Our imaging approach to the RV is incomplete compared with other clinical methods of RV imaging (e.g. cardiac magnetic resonance) and reflects our attempt to strike a balance between practical considerations for clinical applicability in this patient population and scientific rigour. For example, our imaging approach does not include the RV outflow tract. Although the outflow tract plays a lesser role in RV output for adults without congenital heart disease, as the infundibulum accounts for <15% of RV stroke volume,50 it is still an important limitation. Also, we did not attempt to incorporate multilayered strain analysis in our study. There are pathophysiological and practical considerations when applying this approach to the RV. From a pathophysiology perspective, the fibres in the RV free wall lack the multilayered orientation of the LV, and therefore, the incremental benefit would be unclear.

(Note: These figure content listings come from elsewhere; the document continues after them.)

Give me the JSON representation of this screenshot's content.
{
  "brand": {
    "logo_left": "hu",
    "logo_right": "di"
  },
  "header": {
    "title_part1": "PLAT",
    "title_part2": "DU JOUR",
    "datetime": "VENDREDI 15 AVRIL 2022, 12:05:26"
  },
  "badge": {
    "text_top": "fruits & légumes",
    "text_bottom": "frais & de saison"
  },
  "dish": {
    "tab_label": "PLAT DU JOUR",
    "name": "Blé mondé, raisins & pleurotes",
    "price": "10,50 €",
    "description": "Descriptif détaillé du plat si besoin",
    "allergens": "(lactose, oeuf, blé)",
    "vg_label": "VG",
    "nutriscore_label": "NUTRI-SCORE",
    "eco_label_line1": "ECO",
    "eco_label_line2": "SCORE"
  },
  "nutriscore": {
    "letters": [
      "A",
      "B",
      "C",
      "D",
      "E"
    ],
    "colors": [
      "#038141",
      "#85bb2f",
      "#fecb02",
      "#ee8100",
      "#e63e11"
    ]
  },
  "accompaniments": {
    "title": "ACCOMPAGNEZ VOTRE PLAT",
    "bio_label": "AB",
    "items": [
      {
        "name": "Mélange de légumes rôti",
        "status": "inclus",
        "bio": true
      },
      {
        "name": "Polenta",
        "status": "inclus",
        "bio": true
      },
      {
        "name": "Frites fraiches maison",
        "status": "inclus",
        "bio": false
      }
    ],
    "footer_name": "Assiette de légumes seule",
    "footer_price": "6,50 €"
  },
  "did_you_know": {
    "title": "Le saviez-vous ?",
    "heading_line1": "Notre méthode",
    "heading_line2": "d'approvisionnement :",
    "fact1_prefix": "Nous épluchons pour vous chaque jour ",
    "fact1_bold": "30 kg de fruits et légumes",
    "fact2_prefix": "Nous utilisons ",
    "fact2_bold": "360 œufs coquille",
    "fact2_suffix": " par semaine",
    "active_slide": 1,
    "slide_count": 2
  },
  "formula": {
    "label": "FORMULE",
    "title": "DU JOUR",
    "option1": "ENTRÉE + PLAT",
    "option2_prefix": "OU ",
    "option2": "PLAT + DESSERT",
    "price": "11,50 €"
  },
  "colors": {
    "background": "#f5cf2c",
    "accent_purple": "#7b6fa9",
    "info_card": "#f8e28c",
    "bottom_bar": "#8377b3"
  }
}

From a practical perspective, unless there is hypertrophy due to congenital heart disease, for example, the RV free wall is too thin to track into three layers. However, such an approach could have provided insights for the interventricular septum. Finally, we did not consider short-axis RV mechanics in our study. However, unless there is continuous overload during development, as in transposition of the great arteries,51 for example, the RV relies predominantly on longitudinal function to produce output,52 whereas twisting and rotational movements do not contribute significantly to RV contraction (in contrast to the LV).53 In experimental animal models, longitudinal strain seems to best quantify RV contractile function.54 An additional concern is the difficulty in acquiring reliable short-axis images in enlarged and displaced RVs, as is frequently the case in patients with advanced HF.

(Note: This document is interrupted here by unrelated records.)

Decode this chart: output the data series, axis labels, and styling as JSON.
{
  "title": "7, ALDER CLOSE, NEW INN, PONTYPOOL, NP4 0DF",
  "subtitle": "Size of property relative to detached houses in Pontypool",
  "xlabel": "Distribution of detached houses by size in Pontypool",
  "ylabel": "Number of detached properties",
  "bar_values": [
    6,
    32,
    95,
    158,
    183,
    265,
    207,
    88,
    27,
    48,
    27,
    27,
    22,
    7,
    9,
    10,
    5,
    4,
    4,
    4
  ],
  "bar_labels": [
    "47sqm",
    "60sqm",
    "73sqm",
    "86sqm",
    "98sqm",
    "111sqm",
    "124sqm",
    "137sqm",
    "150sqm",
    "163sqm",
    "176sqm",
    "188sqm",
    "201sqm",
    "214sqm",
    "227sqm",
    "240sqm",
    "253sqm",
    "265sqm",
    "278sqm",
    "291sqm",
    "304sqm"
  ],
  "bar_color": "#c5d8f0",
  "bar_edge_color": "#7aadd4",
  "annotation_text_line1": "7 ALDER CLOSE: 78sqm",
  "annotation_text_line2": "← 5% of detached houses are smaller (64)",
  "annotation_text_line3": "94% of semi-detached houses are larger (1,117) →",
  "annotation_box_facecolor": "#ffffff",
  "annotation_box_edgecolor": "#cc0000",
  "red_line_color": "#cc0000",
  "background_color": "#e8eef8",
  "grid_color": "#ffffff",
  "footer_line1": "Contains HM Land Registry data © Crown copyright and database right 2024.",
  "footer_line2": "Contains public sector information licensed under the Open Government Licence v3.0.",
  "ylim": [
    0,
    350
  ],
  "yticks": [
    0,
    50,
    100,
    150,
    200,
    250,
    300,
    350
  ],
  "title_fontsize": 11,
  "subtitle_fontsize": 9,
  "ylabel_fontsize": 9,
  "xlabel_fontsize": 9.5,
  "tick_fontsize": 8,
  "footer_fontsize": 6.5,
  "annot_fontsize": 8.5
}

By identifying LVAD candidates at high risk for RVF and poor QoL, our ultimate goal is to (i) facilitate shared decision-making for LVAD vs. planned alternatives (e.g. biventricular support or concomitant procedures),28,29 potentially improving outcomes and QoL, and (ii) reduce resource utilization and costs. Finally, although improvement of RV function after LVAD implantation has been reported,42 recovery may not be feasible when baseline RV dysfunction exceeds a certain threshold. This might be a signal for earlier LVAD implantation in some patients when RV is still ‘viable’. By investigating RV function with serial echocardiography, we will provide mechanistic insights into RV recovery and, in conjunction with pre-operative evaluation, may inform LVAD timing for patients with similar degrees of LV dysfunction but varying degrees of RV dysfunction. In this direction, our preliminary results from the interim analysis are encouraging.

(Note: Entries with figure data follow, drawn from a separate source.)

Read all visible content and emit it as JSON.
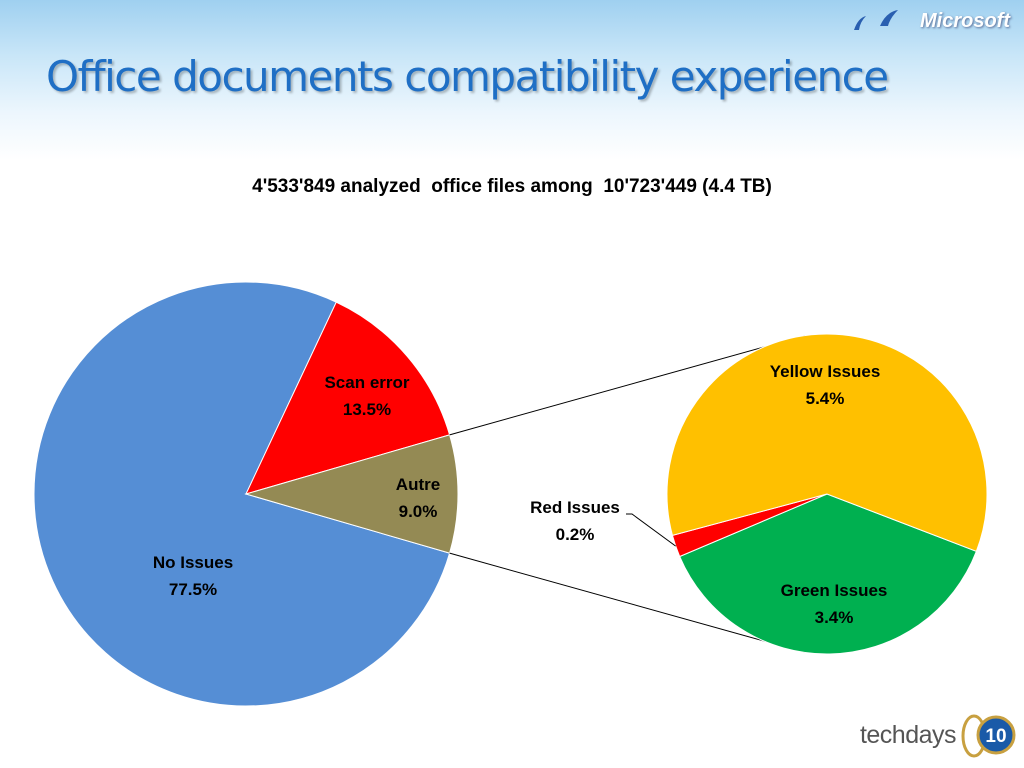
{
  "slide": {
    "title": "Office documents compatibility experience",
    "brand": "Microsoft",
    "event_logo": "techdays",
    "event_number": "10"
  },
  "icons": {
    "brand_birds": "flying-birds-icon",
    "event_badge": "techdays-10-badge-icon"
  },
  "chart_data": {
    "type": "pie",
    "subtitle": "4'533'849 analyzed  office files among  10'723'449 (4.4 TB)",
    "main_pie": {
      "slices": [
        {
          "label": "No Issues",
          "percent_text": "77.5%",
          "value": 77.5,
          "color": "#558ed5"
        },
        {
          "label": "Scan error",
          "percent_text": "13.5%",
          "value": 13.5,
          "color": "#ff0000"
        },
        {
          "label": "Autre",
          "percent_text": "9.0%",
          "value": 9.0,
          "color": "#948a54"
        }
      ],
      "exploded_slice": "Autre"
    },
    "detail_pie": {
      "slices": [
        {
          "label": "Yellow Issues",
          "percent_text": "5.4%",
          "value": 5.4,
          "color": "#ffc000"
        },
        {
          "label": "Green Issues",
          "percent_text": "3.4%",
          "value": 3.4,
          "color": "#00b050"
        },
        {
          "label": "Red Issues",
          "percent_text": "0.2%",
          "value": 0.2,
          "color": "#ff0000"
        }
      ]
    }
  }
}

Conflict of interest: none declared.
This work was supported by (i) the American Heart Association (13SDG15960001); (ii) an Emory University Research Committee and Atlanta Clinical and Translational Science Institute Grant (supported by NIH, National Center for Advancing Translational Sciences under Award No. UL1TR000454); and (iii) PHS Grant UL1 RR025008 from the Clinical and Translational Science Award program, NIH, National Center for Research Resources (Research and Woodruff Health Sciences IT Division—REDCap).